Há um lugar social, uma leitura corporal desde a janela do olhar datado e

sofrido, que permite uma visão menos falsa que a versão dominante. Ler a

palavra é lê-la como corpo consciente molhado por uma história vivida de um

mundo experimentado como real, de sorte que, as “palavras do Povo, [...]

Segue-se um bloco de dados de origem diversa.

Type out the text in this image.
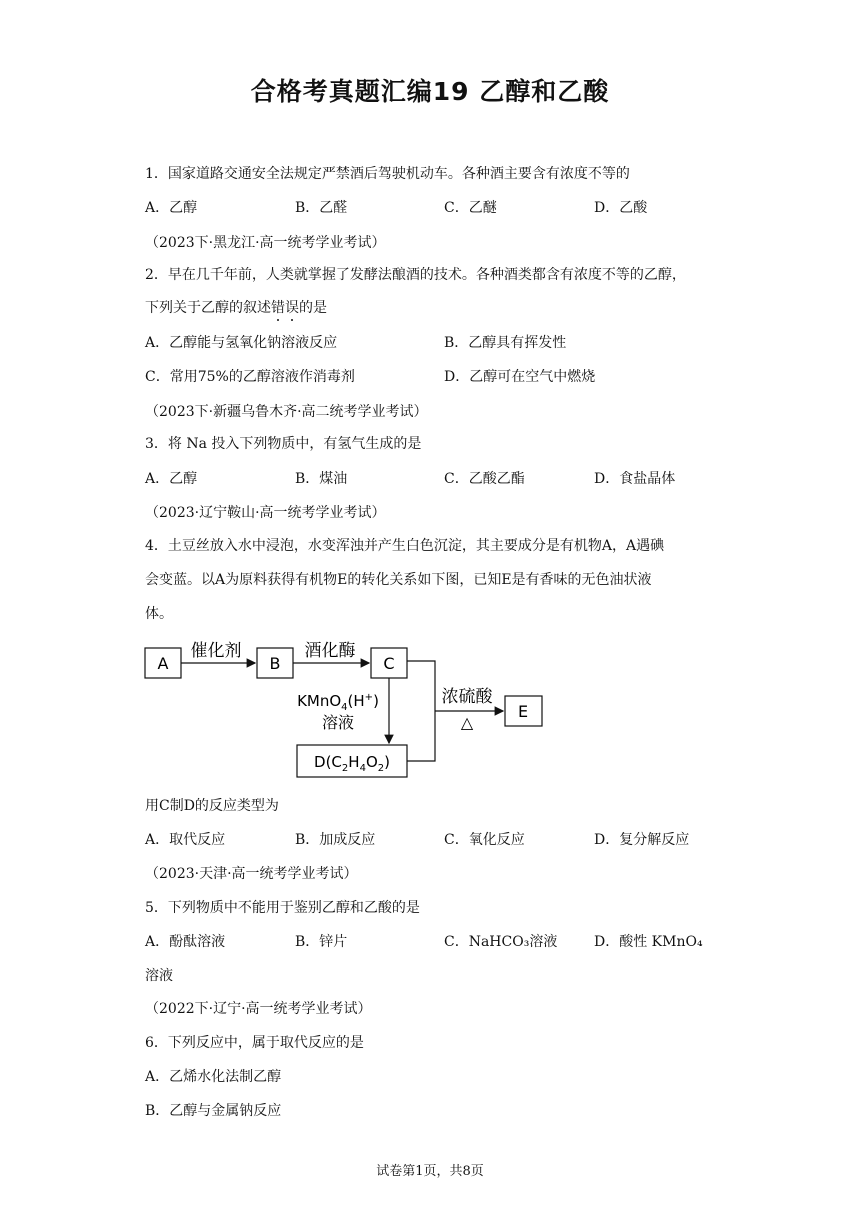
合格考真题汇编19 乙醇和乙酸
1．国家道路交通安全法规定严禁酒后驾驶机动车。各种酒主要含有浓度不等的
A．乙醇	B．乙醛	C．乙醚	D．乙酸
（2023下·黑龙江·高一统考学业考试）
2．早在几千年前，人类就掌握了发酵法酿酒的技术。各种酒类都含有浓度不等的乙醇，
下列关于乙醇的叙述错误的是
A．乙醇能与氢氧化钠溶液反应	B．乙醇具有挥发性
C．常用75%的乙醇溶液作消毒剂	D．乙醇可在空气中燃烧
（2023下·新疆乌鲁木齐·高二统考学业考试）
3．将 Na 投入下列物质中，有氢气生成的是
A．乙醇	B．煤油	C．乙酸乙酯	D．食盐晶体
（2023·辽宁鞍山·高一统考学业考试）
4．土豆丝放入水中浸泡，水变浑浊并产生白色沉淀，其主要成分是有机物A，A遇碘
会变蓝。以A为原料获得有机物E的转化关系如下图，已知E是有香味的无色油状液
体。
A
催化剂
B
酒化酶
C
KMnO$_4$(H+)
溶液
$D(C_2H_4O_2)$
浓硫酸
△
E
用C制D的反应类型为
A．取代反应	B．加成反应	C．氧化反应	D．复分解反应
（2023·天津·高一统考学业考试）
5．下列物质中不能用于鉴别乙醇和乙酸的是
A．酚酞溶液	B．锌片	C．NaHCO₃溶液	D．酸性 KMnO₄
溶液
（2022下·辽宁·高一统考学业考试）
6．下列反应中，属于取代反应的是
A．乙烯水化法制乙醇
B．乙醇与金属钠反应
试卷第1页，共8页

grávidas de mundo” (FREIRE, 1982, p. 13) o partejam. Toda palavra é

palavra-mundo. Há uma cultura de sentidos, que Geertz (1989) chama de

“campo semântico comum compartilhado”, “caixa comum” de significados

acessíveis universalmente, no qual circulam interpretações estandardizadas

das palavras; repertório de conceitos inseminados por visões, ideologias

doadas como “prato-feito” de um mundo à ótica dos opressores. Clichês préfabricados,

manhoso embuste da dominação capitalista, perpetuam a

legitimação da cultura de violência real e simbólica. Cultura que naturaliza o

fatalismo nos processos sociais, de que as coisas estão assim por uma

destinação sobrenatural ou por culpa dos próprios oprimidos que, por

incompetência, escolheram a miséria ao trabalho. Essa semântica do mundo

ocupa o primeiro plano na “científica” explicação que legitima a lógica do

capital. Toda pedagogia na qual existam ensinadores do exato sentido das

palavras, explicadores da naturalidade do mundo, divulgadores da visão

científica do real, válida para todos, em qualquer tempo e lugar, está do lado

da continuidade da opressão e do genocídio real e simbólico. A leitura dos

opressores, entretanto, não pode tudo: será sempre alter-ada pelos sentidos

contra-hegemônicos dos excluídos, grávidos de sonhos e desejos. Dizer a

palavra não é pronunciar um signo exterior, sequer apossar-se de uma

significação pronta ou um objeto cognoscível. A libertação dos oprimidos

não é a livração de um contexto opressor, feito por outros; demandará

transformações no interior dos sujeitos e de sua simbólica. Ninguém precisa

de pão somente (libertação econômica de necessidade biológica), mas

também de Palavra (libertação emancipatória e autonomia política), partejada

na carne. Nenhuma libertação doada é benevolente, carecemos de parturição

de nós, por nós. Nesse contexto de dominação carecemos, diz Freire (1996, p.